Much has been made of the contradiction between Frida Kahlo’s communism and the heavy merchandising of her image on sale in the V&A. You can buy pencils, pencil cases, bags, scarves, postcards, notebooks and badges emblazoned with her famous face. In contrast, the exhibition has been praised for ‘making visible’ Kahlo’s disability. But its own subtitle suggests she would have been just as appalled at this take on her life. ‘Making herself up’ suggests Kahlo knowingly constructed an image of herself in order to play a role in the world. It suggests she was independent and self-determining. It relates to the woman who painted her corsets and her portraits, not to a person defined by her difference from a concept of a physical norm.
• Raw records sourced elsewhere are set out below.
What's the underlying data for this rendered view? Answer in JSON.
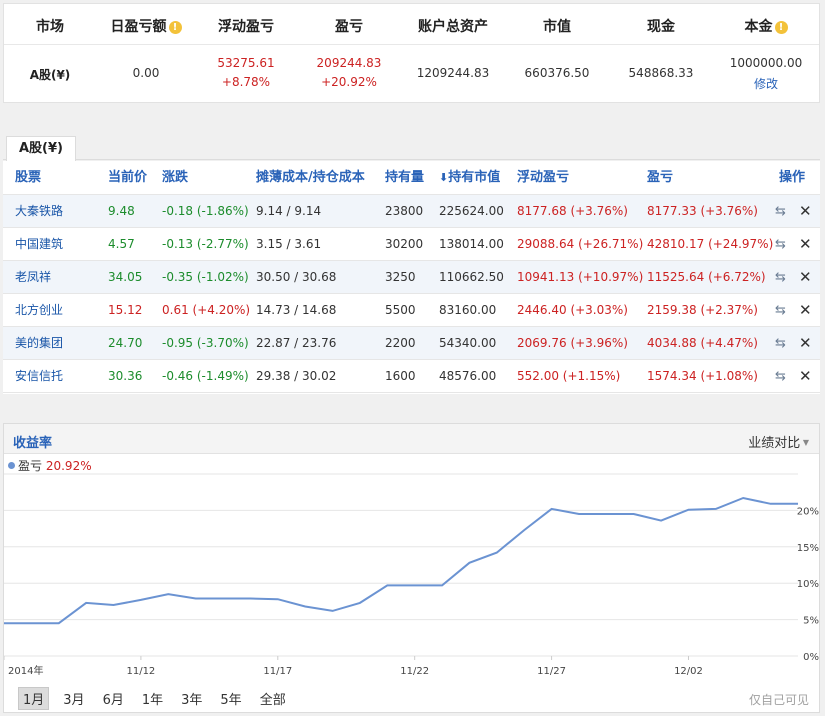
{
  "summary": {
    "headers": {
      "market": "市场",
      "daily_pl": "日盈亏额",
      "floating_pl": "浮动盈亏",
      "pl": "盈亏",
      "total_assets": "账户总资产",
      "market_value": "市值",
      "cash": "现金",
      "principal": "本金"
    },
    "row": {
      "market": "A股(¥)",
      "daily_pl": "0.00",
      "floating_pl": "53275.61",
      "floating_pl_pct": "+8.78%",
      "pl": "209244.83",
      "pl_pct": "+20.92%",
      "total_assets": "1209244.83",
      "market_value": "660376.50",
      "cash": "548868.33",
      "principal": "1000000.00",
      "edit_label": "修改"
    }
  },
  "tab": {
    "label": "A股(¥)"
  },
  "holdings": {
    "columns": {
      "stock": "股票",
      "price": "当前价",
      "change": "涨跌",
      "cost": "摊薄成本/持仓成本",
      "qty": "持有量",
      "market_value": "持有市值",
      "floating_pl": "浮动盈亏",
      "pl": "盈亏",
      "ops": "操作"
    },
    "sort_arrow": "⬇",
    "rows": [
      {
        "name": "大秦铁路",
        "price": "9.48",
        "change": "-0.18 (-1.86%)",
        "dir": "down",
        "cost": "9.14 / 9.14",
        "qty": "23800",
        "mv": "225624.00",
        "fpl": "8177.68 (+3.76%)",
        "pl": "8177.33 (+3.76%)"
      },
      {
        "name": "中国建筑",
        "price": "4.57",
        "change": "-0.13 (-2.77%)",
        "dir": "down",
        "cost": "3.15 / 3.61",
        "qty": "30200",
        "mv": "138014.00",
        "fpl": "29088.64 (+26.71%)",
        "pl": "42810.17 (+24.97%)"
      },
      {
        "name": "老凤祥",
        "price": "34.05",
        "change": "-0.35 (-1.02%)",
        "dir": "down",
        "cost": "30.50 / 30.68",
        "qty": "3250",
        "mv": "110662.50",
        "fpl": "10941.13 (+10.97%)",
        "pl": "11525.64 (+6.72%)"
      },
      {
        "name": "北方创业",
        "price": "15.12",
        "change": "0.61 (+4.20%)",
        "dir": "up",
        "cost": "14.73 / 14.68",
        "qty": "5500",
        "mv": "83160.00",
        "fpl": "2446.40 (+3.03%)",
        "pl": "2159.38 (+2.37%)"
      },
      {
        "name": "美的集团",
        "price": "24.70",
        "change": "-0.95 (-3.70%)",
        "dir": "down",
        "cost": "22.87 / 23.76",
        "qty": "2200",
        "mv": "54340.00",
        "fpl": "2069.76 (+3.96%)",
        "pl": "4034.88 (+4.47%)"
      },
      {
        "name": "安信信托",
        "price": "30.36",
        "change": "-0.46 (-1.49%)",
        "dir": "down",
        "cost": "29.38 / 30.02",
        "qty": "1600",
        "mv": "48576.00",
        "fpl": "552.00 (+1.15%)",
        "pl": "1574.34 (+1.08%)"
      }
    ]
  },
  "chart_panel": {
    "title": "收益率",
    "compare_label": "业绩对比",
    "legend_name": "盈亏",
    "legend_value": "20.92%",
    "ranges": [
      "1月",
      "3月",
      "6月",
      "1年",
      "3年",
      "5年",
      "全部"
    ],
    "selected_range": "1月",
    "footnote": "仅自己可见"
  },
  "colors": {
    "up": "#cc2222",
    "down": "#1c8c2c",
    "link": "#2a63b8",
    "line": "#6b93d2"
  },
  "chart_data": {
    "type": "line",
    "series": [
      {
        "name": "盈亏",
        "values": [
          4.5,
          4.5,
          4.5,
          7.3,
          7.0,
          7.7,
          8.5,
          7.9,
          7.9,
          7.9,
          7.8,
          6.8,
          6.2,
          7.3,
          9.7,
          9.7,
          9.7,
          12.8,
          14.2,
          17.3,
          20.2,
          19.5,
          19.5,
          19.5,
          18.6,
          20.1,
          20.2,
          21.7,
          20.9,
          20.9
        ]
      }
    ],
    "x_tick_labels": [
      "2014年",
      "11/12",
      "11/17",
      "11/22",
      "11/27",
      "12/02"
    ],
    "y_tick_labels": [
      "0%",
      "5%",
      "10%",
      "15%",
      "20%"
    ],
    "ylim": [
      0,
      25
    ],
    "y_axis_side": "right",
    "grid": true
  }
}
The final room was filled with cases of mannequins wearing Frida Kahlo’s clothes. I was lost again. Swimming in a space where the outsides of a person mark how they act, what they do and what they think, instead of the other way round. I watched my mother wander slowly to the exit and knew we were nearly at the end of this routine of ours, this private intimacy in public. Soon it would be time to talk about everything and nothing over coffee.
The last display showed a model in traditional Mexican dress, facing away from the viewer and towards a box of mirrors. My mother’s body was reflected on one side and mine on the other; between us, a life-sized doll. I thought of layers instead of clothes. Positions instead of bodies. Gestures instead of explicated meaning. How impossible it is to be understood, how futile the cult of the individual, how meanings coalesce over time, how any single act must change with the practice of living.
We don’t choose the bridges or bedrooms or dimly lit galleries that are the contexts of our lives, but we do choose what we do with them. Silently and in unison, my mother and I moved our bodies out of the exhibition.